It’s not just the Dirty Three’s unusual lineup — violin, guitar and drums — that makes the Melbourne, Australia, trio special. The group’s rumbling, kinetic sound bypasses the pure pleasure of surf instrumentals and even the heavier reality of Australia’s fine swamp-rock tradition for something altogether more dynamic. Led by violin player Warren Ellis (a sometime Robert Forster sideman whose breathless rants during live shows add a further dimension), the Dirty Three fold into their burly rhythms and squalls of guitar noise a force rife with pain and possibilities.
Recorded as a demo, Sad & Dangerous was first released in the US in 1994 on vinyl, in a beautiful, hand-screened package that housed a subtle but delicious introduction to the Dirty Three’s atypical sound. The lead track, a spooky cover of “Kim’s Dirt” by former Scientist Kim Salmon, hints at a connection between the Dirty Three and their Australian forebears, a kinship that would later become more overt. The album’s first half has a tense, low-key atmosphere, as Jim White’s sympathetic percussion and equally attuned guitar from ex-Moodist Mick Turner (who also produced the album) flesh out Ellis’ violin leads. The second half heads all over the place: “Devil in the Hole” is light on drama and heavy on decorative twists, “Jim’s Dog” dips into jazzy waters and “Short Break” is a roadrunner-paced jam. “You Were a Bum Dream” forecasts Ellis’ flourishing, descriptive style and ability to set and maintain a tone. While the album reveals many of the group’s effective tricks, it doesn’t have the coherence of the trio’s next release. (The 1995 CD issue, whose initial run featured equally impressive silk-screened artwork, adds three cuts.)
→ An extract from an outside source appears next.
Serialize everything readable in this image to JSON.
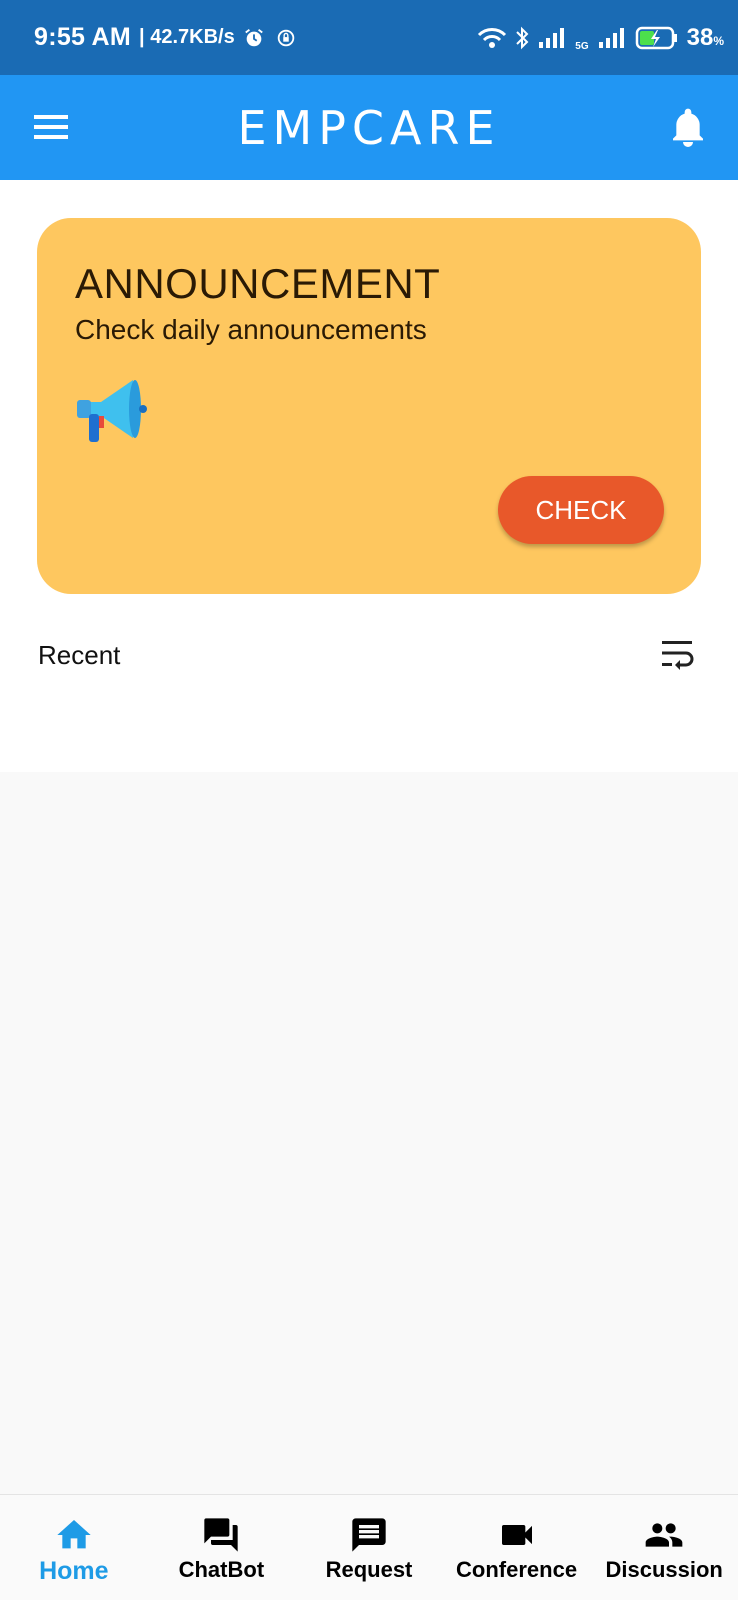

Dirty Three is a much fuller exploration of the group’s rich potential. The lava-like flow of the opening “Indian Love Song” doesn’t relent throughout the disc’s seven tracks, one of which is a more feverish and muscular version of “Kim’s Dirt.” The track puts a spotlight on the group’s love for sonic drama, led by Ellis’ supple playing (it’s not surprising that he’s toured with another drama-loving Australian: Nick Cave). Occasionally, his violin takes on a rootsy, vaguely Celtic tone, as on “Better Go Home Now” and the revealingly poignant “Everything’s Fucked”; a lonesome-sounding accordion on “Odd Couple” further broadens the scope. Without a vocalist, the Dirty Three are able to say more about bruised hearts, drunk minds and late-night tragedies than most bands relying on easy verbal cues.